Lieutenant George Elsey, a young Naval Intelligence officer, recalled that Truman made no decision "because there was no decision to be made." Said Elsey, "He could no more have stopped it than a train moving down a track . . ." When the train came to the end of the track two nuclear bombs were dropped on Hiroshima and Nagasaki, killing more than 100,000 men, women, and children.

After the Japanese attack Pearl Harbor on December 7, 1941, the United States declared war in accordance with the Constitution of the United States, where the responsibility for declaring war is imposed on the Congress, a policy that is clear cut, definitive, and unambiguous. However, in the armed conflicts that followed World War II in Korea, the Bay of Pigs, and Vietnam, policy decisions were clouded.

What the decision making processes were preceding each military encounter are not clear. No record exists of a comprehensive initiation, study of alternatives, or estimation of possible successes or failures. Decisions are made in a vacuum have the force of nondecisions without a fixed destiny. Instead they move forward at an accelerating rate like Lieutenant Elsey's train, unstoppable and irreversible. The issue was stated by Peter Wyden: "Reason versus Extinction."

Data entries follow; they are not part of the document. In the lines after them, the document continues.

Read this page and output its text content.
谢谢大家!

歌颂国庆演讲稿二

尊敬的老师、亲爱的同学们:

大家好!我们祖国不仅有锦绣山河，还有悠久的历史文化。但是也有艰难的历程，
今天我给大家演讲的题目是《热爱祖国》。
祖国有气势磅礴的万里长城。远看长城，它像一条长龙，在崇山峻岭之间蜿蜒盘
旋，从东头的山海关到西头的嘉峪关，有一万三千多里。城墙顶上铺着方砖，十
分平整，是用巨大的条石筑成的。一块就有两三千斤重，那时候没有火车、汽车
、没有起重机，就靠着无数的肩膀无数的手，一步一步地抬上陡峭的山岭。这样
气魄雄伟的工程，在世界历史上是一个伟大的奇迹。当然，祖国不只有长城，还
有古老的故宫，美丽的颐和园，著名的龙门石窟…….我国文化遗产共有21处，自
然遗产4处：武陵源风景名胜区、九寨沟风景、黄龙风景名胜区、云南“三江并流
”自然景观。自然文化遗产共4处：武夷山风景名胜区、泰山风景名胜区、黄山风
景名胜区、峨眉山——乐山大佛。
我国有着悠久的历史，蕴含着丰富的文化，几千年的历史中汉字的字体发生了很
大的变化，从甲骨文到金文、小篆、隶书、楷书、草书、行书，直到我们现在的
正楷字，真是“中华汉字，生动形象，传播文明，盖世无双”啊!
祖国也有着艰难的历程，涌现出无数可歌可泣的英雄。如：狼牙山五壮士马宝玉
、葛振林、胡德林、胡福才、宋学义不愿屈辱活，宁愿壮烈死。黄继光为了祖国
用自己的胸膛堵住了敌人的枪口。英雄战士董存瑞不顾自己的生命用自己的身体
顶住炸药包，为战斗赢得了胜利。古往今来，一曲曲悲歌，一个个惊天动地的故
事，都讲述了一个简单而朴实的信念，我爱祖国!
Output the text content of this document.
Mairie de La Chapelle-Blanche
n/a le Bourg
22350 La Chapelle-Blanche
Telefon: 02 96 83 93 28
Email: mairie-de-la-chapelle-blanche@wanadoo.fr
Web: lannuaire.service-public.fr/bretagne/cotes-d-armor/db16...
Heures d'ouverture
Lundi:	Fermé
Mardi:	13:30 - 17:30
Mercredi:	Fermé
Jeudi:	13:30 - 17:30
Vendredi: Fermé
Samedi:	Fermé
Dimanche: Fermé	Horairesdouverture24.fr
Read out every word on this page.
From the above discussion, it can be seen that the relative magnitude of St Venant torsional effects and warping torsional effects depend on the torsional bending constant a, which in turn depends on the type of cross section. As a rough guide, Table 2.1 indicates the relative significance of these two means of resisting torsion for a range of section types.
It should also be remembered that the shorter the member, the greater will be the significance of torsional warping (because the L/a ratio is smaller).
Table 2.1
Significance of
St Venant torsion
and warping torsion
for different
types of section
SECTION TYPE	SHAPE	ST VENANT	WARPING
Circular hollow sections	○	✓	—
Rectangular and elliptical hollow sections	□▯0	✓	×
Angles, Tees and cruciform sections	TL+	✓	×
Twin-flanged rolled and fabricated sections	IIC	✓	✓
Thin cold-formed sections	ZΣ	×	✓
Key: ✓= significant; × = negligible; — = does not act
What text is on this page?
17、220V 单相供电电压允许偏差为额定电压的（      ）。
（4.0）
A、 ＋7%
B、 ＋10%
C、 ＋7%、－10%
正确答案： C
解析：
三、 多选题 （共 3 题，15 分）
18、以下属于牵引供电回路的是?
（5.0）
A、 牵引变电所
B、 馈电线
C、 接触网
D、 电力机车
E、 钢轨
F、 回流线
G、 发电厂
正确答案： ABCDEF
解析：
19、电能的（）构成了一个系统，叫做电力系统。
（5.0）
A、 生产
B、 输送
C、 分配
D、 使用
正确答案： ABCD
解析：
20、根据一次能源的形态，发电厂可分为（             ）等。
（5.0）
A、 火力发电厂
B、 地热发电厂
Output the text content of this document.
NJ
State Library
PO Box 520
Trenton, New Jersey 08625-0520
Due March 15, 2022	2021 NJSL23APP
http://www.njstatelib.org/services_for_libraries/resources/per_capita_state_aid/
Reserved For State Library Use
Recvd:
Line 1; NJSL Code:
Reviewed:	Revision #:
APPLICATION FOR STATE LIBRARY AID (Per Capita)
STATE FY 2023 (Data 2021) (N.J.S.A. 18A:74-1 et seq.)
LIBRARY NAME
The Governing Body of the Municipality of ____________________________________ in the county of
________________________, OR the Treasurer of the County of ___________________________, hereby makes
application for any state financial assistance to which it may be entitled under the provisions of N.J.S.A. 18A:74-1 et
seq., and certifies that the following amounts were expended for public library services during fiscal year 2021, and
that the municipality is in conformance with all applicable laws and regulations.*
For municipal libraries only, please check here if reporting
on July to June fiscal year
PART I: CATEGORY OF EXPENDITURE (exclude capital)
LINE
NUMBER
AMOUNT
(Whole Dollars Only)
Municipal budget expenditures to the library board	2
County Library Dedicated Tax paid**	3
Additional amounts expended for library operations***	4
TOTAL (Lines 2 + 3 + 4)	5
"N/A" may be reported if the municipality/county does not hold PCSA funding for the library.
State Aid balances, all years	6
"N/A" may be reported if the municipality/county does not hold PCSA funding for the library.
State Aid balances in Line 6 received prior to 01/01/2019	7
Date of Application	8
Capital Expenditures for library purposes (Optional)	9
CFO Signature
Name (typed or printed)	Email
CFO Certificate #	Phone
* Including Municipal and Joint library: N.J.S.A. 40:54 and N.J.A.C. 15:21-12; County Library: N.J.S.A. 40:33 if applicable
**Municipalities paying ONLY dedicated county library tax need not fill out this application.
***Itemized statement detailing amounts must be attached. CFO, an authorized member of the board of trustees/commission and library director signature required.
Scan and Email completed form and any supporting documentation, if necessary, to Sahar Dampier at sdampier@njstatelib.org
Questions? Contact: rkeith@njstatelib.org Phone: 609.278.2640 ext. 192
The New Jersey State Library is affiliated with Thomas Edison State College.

"It may be argued that nothing is inevitable, that the unforeseen can, and often does, intervene and change the course of history. But an examination of events in the context of time substantiates the inevitability of the atomic bomb. When Albert Einstein wrote the formula for energy: E = MC - the die was cast. In a matter of time someone would discover a way to split the atomic and release energy with its megatons of explosive force. From the nature of the discovery it was axiomatic that the building of an atomic weapon would follow."

In August 1945 America was in a war that needed a quick ending that would save thousands of American lives. The atomic bomb had been tested, it was ready, its use ordained.

Somewhere in the distant past an irreversible nondecision had begun to work its way forward.

On July 16, 1945, the United States entered the Atomic Age.